If You Have Lupus, Can You Get Pregnant?

Lupus (Systemic Lupus Erythematosus or SLE) is a chronic autoimmune disease where the body’s immune system mistakenly attacks its own healthy tissues. While once considered highly risky, medical advancements have made pregnancy possible for many with lupus. However, careful planning and continuous management are necessary for a healthy outcome for both parent and baby.

Planning for Pregnancy with Lupus

Careful planning is crucial for individuals with lupus considering pregnancy. Before conception, consulting a rheumatologist and an obstetrician (ideally a high-risk specialist) is highly recommended to assess health and develop a personalized plan.

Lupus activity level is a primary consideration. Ideally, lupus should be in remission or have very low disease activity for at least six months before conception. Active lupus at conception increases risks for both parent and baby, including flares, preeclampsia, and preterm birth.

Medications require careful review, as some lupus treatments are harmful during pregnancy. For example, mycophenolate mofetil, cyclophosphamide, methotrexate, and leflunomide must be stopped several months before conception under medical supervision.
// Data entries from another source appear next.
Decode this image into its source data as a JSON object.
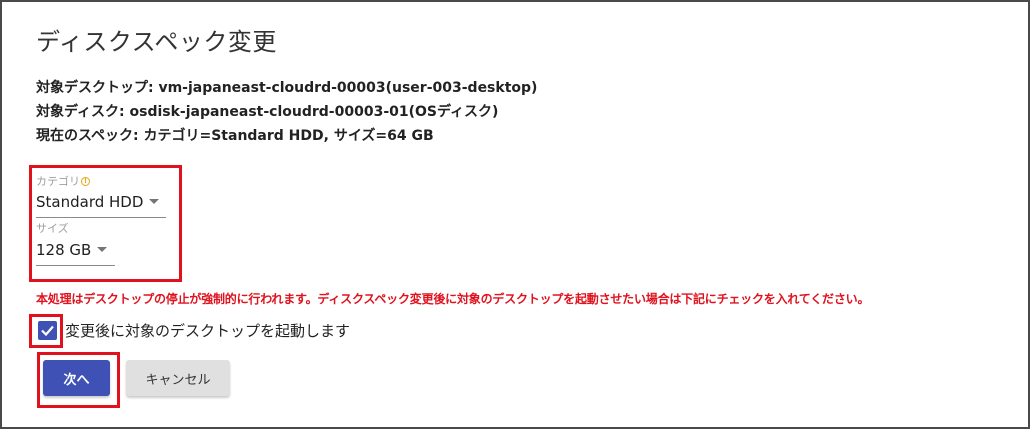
{
  "dialog": {
    "title": "ディスクスペック変更",
    "target_desktop": "対象デスクトップ: vm-japaneast-cloudrd-00003(user-003-desktop)",
    "target_disk": "対象ディスク: osdisk-japaneast-cloudrd-00003-01(OSディスク)",
    "current_spec": "現在のスペック: カテゴリ=Standard HDD, サイズ=64 GB",
    "category": {
      "label": "カテゴリ",
      "value": "Standard HDD",
      "required_icon": "info-circle-icon"
    },
    "size": {
      "label": "サイズ",
      "value": "128 GB"
    },
    "warning": "本処理はデスクトップの停止が強制的に行われます。ディスクスペック変更後に対象のデスクトップを起動させたい場合は下記にチェックを入れてください。",
    "checkbox": {
      "label": "変更後に対象のデスクトップを起動します",
      "checked": true
    },
    "next_button": "次へ",
    "cancel_button": "キャンセル"
  },
  "colors": {
    "accent": "#3f51b5",
    "warning": "#e0121e",
    "highlight_box": "#e0121e"
  }
}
Assessing for specific lupus-related complications is also important. Kidney disease can significantly impact pregnancy outcomes; individuals with lupus nephritis are typically advised to delay pregnancy until kidney function is stable. Screening for antiphospholipid antibodies (aPL), associated with increased risk of blood clots and pregnancy loss, is also crucial. If present, specific management strategies like low-dose aspirin and heparin may be recommended to improve success.

Potential Risks During Pregnancy

Pregnancy with lupus carries risks for both parent and baby. For the pregnant individual, there is an increased risk of lupus flares during pregnancy or postpartum. Flares are more likely if the disease was active at conception.
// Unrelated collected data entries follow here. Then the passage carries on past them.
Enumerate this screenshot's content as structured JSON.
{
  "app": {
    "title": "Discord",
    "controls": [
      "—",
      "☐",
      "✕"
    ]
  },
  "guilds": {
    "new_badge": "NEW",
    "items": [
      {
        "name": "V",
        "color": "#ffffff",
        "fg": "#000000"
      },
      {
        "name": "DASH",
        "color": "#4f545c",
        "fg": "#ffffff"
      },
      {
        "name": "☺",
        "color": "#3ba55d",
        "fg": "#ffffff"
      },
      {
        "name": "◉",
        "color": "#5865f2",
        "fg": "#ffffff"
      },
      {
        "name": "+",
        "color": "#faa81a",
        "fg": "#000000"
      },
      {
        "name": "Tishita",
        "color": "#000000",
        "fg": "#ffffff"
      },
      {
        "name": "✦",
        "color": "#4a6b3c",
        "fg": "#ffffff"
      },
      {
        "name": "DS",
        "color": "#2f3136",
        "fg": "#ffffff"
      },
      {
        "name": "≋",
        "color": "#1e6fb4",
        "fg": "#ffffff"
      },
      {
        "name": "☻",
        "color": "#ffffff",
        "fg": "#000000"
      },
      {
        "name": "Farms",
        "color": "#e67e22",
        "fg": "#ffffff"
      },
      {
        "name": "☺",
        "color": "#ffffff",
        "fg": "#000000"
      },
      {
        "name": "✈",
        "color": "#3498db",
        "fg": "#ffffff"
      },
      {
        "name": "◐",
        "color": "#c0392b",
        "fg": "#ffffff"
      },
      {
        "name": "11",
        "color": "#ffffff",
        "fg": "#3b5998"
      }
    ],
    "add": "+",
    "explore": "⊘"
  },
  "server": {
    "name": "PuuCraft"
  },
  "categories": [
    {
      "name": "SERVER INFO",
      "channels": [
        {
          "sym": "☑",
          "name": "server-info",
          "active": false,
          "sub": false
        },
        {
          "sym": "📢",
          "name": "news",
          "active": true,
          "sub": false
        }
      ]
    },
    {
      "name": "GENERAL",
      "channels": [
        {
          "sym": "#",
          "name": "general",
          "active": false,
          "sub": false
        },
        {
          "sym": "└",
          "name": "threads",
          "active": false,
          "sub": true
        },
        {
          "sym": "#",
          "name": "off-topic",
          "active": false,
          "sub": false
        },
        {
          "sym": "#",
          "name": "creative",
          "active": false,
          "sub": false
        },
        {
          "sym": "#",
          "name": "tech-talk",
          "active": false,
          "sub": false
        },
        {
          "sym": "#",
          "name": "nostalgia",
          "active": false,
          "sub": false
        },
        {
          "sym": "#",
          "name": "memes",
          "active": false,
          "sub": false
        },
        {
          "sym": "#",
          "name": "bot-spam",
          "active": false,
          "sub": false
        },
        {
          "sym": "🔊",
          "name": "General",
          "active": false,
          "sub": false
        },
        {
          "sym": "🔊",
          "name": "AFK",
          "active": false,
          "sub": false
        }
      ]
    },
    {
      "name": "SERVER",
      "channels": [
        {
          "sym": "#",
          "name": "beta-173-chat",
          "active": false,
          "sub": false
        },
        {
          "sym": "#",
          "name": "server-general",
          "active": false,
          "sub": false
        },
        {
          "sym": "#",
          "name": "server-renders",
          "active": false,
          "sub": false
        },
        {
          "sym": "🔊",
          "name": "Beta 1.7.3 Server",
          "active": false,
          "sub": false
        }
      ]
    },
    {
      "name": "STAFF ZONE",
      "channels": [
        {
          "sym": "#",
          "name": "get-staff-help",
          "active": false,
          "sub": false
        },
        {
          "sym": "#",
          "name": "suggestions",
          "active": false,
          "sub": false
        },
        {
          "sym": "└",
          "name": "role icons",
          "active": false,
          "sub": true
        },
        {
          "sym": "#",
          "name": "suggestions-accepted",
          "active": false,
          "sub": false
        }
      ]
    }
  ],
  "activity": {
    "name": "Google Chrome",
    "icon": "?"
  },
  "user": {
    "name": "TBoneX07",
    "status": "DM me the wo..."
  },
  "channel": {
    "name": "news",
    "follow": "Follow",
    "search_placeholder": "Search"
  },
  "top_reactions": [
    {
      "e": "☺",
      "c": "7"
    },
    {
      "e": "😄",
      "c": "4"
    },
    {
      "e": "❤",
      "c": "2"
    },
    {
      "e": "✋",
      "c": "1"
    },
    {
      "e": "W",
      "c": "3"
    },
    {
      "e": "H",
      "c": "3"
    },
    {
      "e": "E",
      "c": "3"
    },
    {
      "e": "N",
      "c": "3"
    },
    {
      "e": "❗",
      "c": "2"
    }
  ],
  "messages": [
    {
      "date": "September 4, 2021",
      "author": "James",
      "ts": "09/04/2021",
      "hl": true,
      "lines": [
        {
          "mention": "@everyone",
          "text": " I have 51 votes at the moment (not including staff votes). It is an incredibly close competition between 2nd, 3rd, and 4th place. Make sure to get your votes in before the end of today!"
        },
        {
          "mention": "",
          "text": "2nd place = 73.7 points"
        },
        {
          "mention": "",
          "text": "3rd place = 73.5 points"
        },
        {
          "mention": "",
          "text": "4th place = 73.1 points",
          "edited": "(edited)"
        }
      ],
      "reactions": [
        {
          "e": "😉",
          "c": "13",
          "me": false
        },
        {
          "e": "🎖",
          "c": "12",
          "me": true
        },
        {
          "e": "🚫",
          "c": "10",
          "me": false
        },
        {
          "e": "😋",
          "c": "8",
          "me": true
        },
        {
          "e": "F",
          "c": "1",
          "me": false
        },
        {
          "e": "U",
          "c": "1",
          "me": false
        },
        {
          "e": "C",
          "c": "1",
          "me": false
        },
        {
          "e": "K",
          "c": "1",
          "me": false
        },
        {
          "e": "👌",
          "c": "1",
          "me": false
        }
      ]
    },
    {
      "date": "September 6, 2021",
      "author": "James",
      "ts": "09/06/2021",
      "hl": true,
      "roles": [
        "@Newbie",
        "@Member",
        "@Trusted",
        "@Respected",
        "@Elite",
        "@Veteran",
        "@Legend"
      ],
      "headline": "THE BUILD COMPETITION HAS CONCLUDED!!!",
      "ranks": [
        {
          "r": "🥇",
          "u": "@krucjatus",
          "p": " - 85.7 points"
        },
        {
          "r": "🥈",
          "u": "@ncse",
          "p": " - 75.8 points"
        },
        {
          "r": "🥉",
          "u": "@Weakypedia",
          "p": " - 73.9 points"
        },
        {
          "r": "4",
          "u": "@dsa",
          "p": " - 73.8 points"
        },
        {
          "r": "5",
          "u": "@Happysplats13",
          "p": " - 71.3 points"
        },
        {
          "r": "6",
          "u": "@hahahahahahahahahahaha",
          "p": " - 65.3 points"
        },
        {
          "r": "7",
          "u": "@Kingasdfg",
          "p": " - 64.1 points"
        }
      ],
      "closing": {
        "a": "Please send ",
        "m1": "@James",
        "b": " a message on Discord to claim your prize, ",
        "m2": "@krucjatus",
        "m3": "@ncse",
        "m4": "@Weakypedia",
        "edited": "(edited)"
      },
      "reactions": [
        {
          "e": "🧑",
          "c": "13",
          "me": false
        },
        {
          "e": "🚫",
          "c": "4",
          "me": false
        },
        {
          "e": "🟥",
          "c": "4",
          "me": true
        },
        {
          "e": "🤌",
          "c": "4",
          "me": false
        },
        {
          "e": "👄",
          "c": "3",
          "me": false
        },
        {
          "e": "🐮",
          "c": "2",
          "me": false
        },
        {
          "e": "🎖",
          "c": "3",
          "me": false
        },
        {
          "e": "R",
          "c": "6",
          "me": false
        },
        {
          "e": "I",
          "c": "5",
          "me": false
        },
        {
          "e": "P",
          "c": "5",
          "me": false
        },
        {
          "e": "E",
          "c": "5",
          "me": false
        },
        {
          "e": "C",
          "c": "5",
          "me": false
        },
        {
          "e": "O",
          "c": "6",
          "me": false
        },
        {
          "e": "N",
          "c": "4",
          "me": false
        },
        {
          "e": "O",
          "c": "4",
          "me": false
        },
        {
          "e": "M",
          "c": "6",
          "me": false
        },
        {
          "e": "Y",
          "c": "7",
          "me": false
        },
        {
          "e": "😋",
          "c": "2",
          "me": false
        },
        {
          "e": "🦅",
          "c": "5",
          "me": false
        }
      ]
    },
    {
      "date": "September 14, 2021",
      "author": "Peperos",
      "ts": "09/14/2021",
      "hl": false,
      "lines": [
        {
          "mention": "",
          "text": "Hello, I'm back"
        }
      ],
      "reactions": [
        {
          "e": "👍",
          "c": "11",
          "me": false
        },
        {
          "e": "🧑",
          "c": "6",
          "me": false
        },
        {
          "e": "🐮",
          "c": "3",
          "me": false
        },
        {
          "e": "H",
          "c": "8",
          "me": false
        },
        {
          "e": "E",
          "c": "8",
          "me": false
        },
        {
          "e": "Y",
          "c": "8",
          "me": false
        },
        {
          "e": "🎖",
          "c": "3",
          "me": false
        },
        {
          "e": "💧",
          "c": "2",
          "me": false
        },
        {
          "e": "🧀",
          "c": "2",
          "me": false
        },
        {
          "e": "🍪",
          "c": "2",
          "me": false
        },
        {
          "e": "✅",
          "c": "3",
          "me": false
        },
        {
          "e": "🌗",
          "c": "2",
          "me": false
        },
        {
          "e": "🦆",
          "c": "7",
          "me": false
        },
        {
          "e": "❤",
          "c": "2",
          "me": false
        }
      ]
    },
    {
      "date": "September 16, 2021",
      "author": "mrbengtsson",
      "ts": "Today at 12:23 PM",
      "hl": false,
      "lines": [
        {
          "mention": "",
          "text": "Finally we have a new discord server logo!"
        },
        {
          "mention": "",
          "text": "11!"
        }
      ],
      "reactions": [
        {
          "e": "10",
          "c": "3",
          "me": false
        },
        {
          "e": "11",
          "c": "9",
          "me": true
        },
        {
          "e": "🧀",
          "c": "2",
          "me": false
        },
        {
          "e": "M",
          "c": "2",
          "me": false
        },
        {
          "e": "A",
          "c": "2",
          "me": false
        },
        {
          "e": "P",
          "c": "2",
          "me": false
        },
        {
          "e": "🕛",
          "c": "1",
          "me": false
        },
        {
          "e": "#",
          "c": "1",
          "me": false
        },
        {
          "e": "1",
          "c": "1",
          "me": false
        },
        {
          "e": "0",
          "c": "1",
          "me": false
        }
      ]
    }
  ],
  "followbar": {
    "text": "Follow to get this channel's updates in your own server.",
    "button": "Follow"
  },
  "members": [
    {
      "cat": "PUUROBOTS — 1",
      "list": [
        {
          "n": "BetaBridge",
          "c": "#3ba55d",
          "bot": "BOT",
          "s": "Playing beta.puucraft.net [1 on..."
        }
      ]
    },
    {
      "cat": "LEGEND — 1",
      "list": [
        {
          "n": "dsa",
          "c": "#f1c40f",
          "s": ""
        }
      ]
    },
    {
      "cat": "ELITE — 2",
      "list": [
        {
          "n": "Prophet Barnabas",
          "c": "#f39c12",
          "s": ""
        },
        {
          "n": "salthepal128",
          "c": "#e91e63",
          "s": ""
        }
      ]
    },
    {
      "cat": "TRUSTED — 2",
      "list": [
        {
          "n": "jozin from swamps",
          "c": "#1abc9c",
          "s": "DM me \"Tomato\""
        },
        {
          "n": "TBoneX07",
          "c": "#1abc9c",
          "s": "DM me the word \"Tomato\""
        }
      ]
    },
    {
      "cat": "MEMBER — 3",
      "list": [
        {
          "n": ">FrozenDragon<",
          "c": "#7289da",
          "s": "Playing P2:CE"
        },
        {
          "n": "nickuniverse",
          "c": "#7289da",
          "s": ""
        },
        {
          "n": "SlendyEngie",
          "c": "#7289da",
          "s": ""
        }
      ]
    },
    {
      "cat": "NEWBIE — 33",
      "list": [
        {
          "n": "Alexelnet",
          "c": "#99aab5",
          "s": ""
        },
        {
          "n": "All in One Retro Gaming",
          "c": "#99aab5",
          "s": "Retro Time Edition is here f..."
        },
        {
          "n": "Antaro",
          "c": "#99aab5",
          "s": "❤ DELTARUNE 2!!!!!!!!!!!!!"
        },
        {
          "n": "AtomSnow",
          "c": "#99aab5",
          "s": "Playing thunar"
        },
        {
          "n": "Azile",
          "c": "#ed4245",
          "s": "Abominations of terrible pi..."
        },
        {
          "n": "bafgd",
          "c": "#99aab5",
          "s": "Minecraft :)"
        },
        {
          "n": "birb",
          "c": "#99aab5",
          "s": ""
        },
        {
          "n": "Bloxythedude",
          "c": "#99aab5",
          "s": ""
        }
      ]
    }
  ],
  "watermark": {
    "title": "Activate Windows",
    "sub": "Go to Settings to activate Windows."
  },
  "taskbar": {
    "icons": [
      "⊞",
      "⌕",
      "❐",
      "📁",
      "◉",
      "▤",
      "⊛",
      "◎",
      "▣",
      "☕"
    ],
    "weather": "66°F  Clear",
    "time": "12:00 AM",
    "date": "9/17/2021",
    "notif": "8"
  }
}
Preeclampsia, characterized by high blood pressure and organ damage, is more common in individuals with lupus. This serious complication can lead to kidney problems, blood clotting issues, and seizures if not managed promptly. Lupus nephritis can also worsen during pregnancy. The risk of blood clots also increases, particularly for those with antiphospholipid syndrome.
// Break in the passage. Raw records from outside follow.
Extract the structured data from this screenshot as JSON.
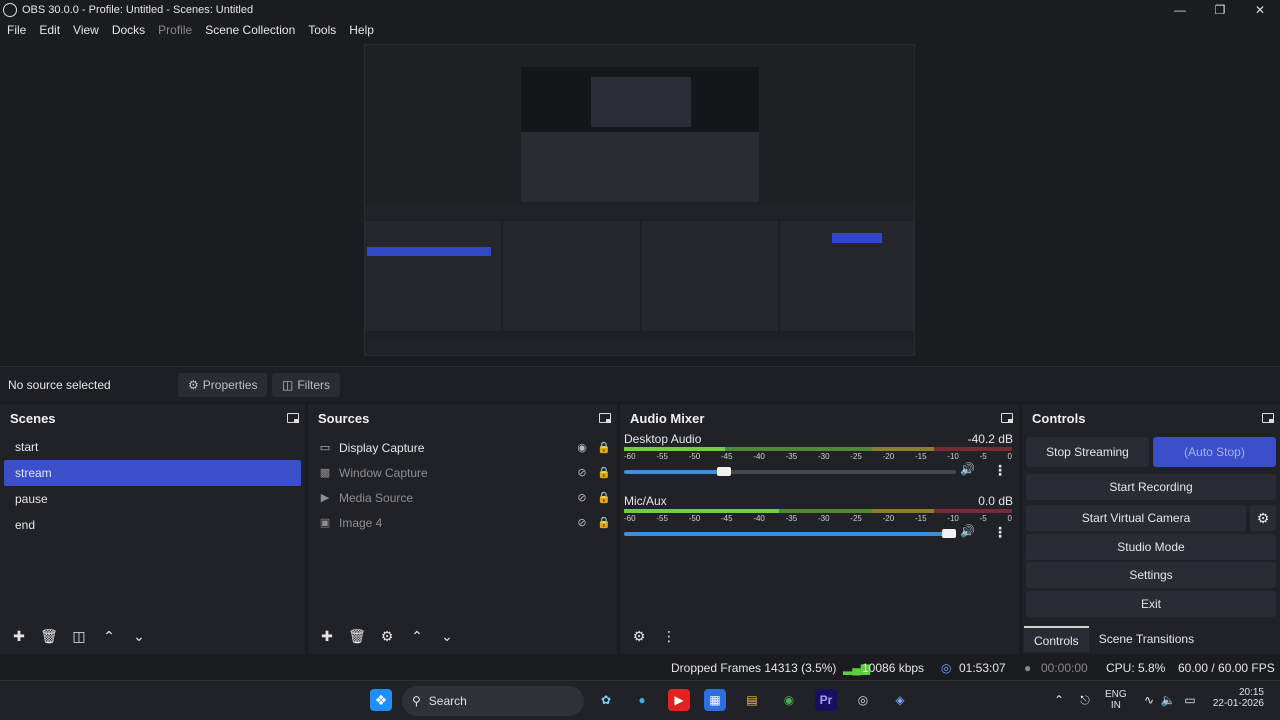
{
  "window": {
    "title": "OBS 30.0.0 - Profile: Untitled - Scenes: Untitled"
  },
  "menu": [
    "File",
    "Edit",
    "View",
    "Docks",
    "Profile",
    "Scene Collection",
    "Tools",
    "Help"
  ],
  "props_bar": {
    "no_source": "No source selected",
    "properties": "Properties",
    "filters": "Filters"
  },
  "scenes": {
    "title": "Scenes",
    "items": [
      "start",
      "stream",
      "pause",
      "end"
    ],
    "selected": "stream"
  },
  "sources": {
    "title": "Sources",
    "items": [
      {
        "name": "Display Capture",
        "icon": "monitor-icon",
        "visible": true
      },
      {
        "name": "Window Capture",
        "icon": "window-icon",
        "visible": false
      },
      {
        "name": "Media Source",
        "icon": "play-icon",
        "visible": false
      },
      {
        "name": "Image 4",
        "icon": "image-icon",
        "visible": false
      }
    ]
  },
  "mixer": {
    "title": "Audio Mixer",
    "channels": [
      {
        "name": "Desktop Audio",
        "db": "-40.2 dB",
        "level": 0.26,
        "volume": 0.3
      },
      {
        "name": "Mic/Aux",
        "db": "0.0 dB",
        "level": 0.4,
        "volume": 0.98
      }
    ],
    "ticks": [
      "-60",
      "-55",
      "-50",
      "-45",
      "-40",
      "-35",
      "-30",
      "-25",
      "-20",
      "-15",
      "-10",
      "-5",
      "0"
    ]
  },
  "controls": {
    "title": "Controls",
    "stop_streaming": "Stop Streaming",
    "auto_stop": "(Auto Stop)",
    "start_recording": "Start Recording",
    "start_virtual_camera": "Start Virtual Camera",
    "studio_mode": "Studio Mode",
    "settings": "Settings",
    "exit": "Exit",
    "tab_controls": "Controls",
    "tab_transitions": "Scene Transitions"
  },
  "status": {
    "dropped": "Dropped Frames 14313 (3.5%)",
    "kbps": "10086 kbps",
    "stream_time": "01:53:07",
    "rec_time": "00:00:00",
    "cpu": "CPU: 5.8%",
    "fps": "60.00 / 60.00 FPS"
  },
  "taskbar": {
    "search": "Search",
    "lang": "ENG",
    "region": "IN",
    "time": "20:15",
    "date": "22-01-2026"
  },
  "colors": {
    "accent": "#3a4fc9",
    "meter_green": "#6fcf3e",
    "volume_blue": "#3b8fe0"
  }
}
For the baby, risks include increased miscarriage, especially with active lupus or antiphospholipid antibodies. Preterm birth (delivery before 37 weeks) is also more frequent in lupus pregnancies. Fetal growth restriction (baby not growing as expected) can also occur. A rare but notable condition is neonatal lupus, affecting a small percentage of babies born to individuals with certain antibodies (anti-Ro/SSA or anti-La/SSB). It typically presents as a temporary skin rash or abnormal blood counts that resolve within months, but can rarely cause congenital heart block, a permanent heart rhythm abnormality that might require a pacemaker.

Managing Lupus During Pregnancy

Managing lupus throughout pregnancy requires a collaborative approach from a team of healthcare professionals. A multidisciplinary team, typically including a rheumatologist, a high-risk obstetrician (maternal-fetal medicine specialist), and sometimes a neonatologist, monitors both parent and baby. This coordinated care addresses the unique challenges of lupus in pregnancy.

Medication management is key, focusing on safe and effective treatments during pregnancy. Hydroxychloroquine is generally considered safe and often continued throughout pregnancy, helping prevent lupus flares and improve outcomes. Low-dose aspirin is frequently recommended to reduce the risk of preeclampsia. Some corticosteroids, like prednisone, can be used at the lowest effective dose to manage flares, as they do not cross the placenta significantly. Azathioprine and tacrolimus may be used cautiously when necessary. Individuals should continue prescribed safe medications and not stop them without medical advice, as discontinuing treatment can lead to lupus flares.

Frequent monitoring is essential for both parent and baby. The parent’s blood pressure, urine protein levels, and lupus disease activity markers are regularly checked. For the baby, growth ultrasounds monitor development. If anti-Ro/SSA or anti-La/SSB antibodies are present, serial fetal echocardiograms are conducted (usually starting between 16 and 18 weeks) to detect any signs of congenital heart block. If lupus flares occur during pregnancy, they are managed with medications safe for both parent and fetus, aiming to control disease activity while minimizing risks.

After Delivery

The postpartum period also requires careful attention for individuals with lupus. The postpartum period carries a continued risk of lupus flares, often due to hormonal shifts and physiological changes of childbirth. Regular follow-up appointments with both the rheumatologist and obstetrician are important to monitor disease activity and overall health.

Breastfeeding considerations are also part of postpartum care. Many common lupus medications are compatible with breastfeeding, including hydroxychloroquine, low-dose prednisone, and azathioprine. However, some medications like mycophenolate mofetil, cyclophosphamide, and methotrexate are not safe for breastfeeding and may necessitate alternative feeding methods. Discussion with healthcare providers is crucial to determine safe medication use while breastfeeding, ensuring the well-being of both parent and baby.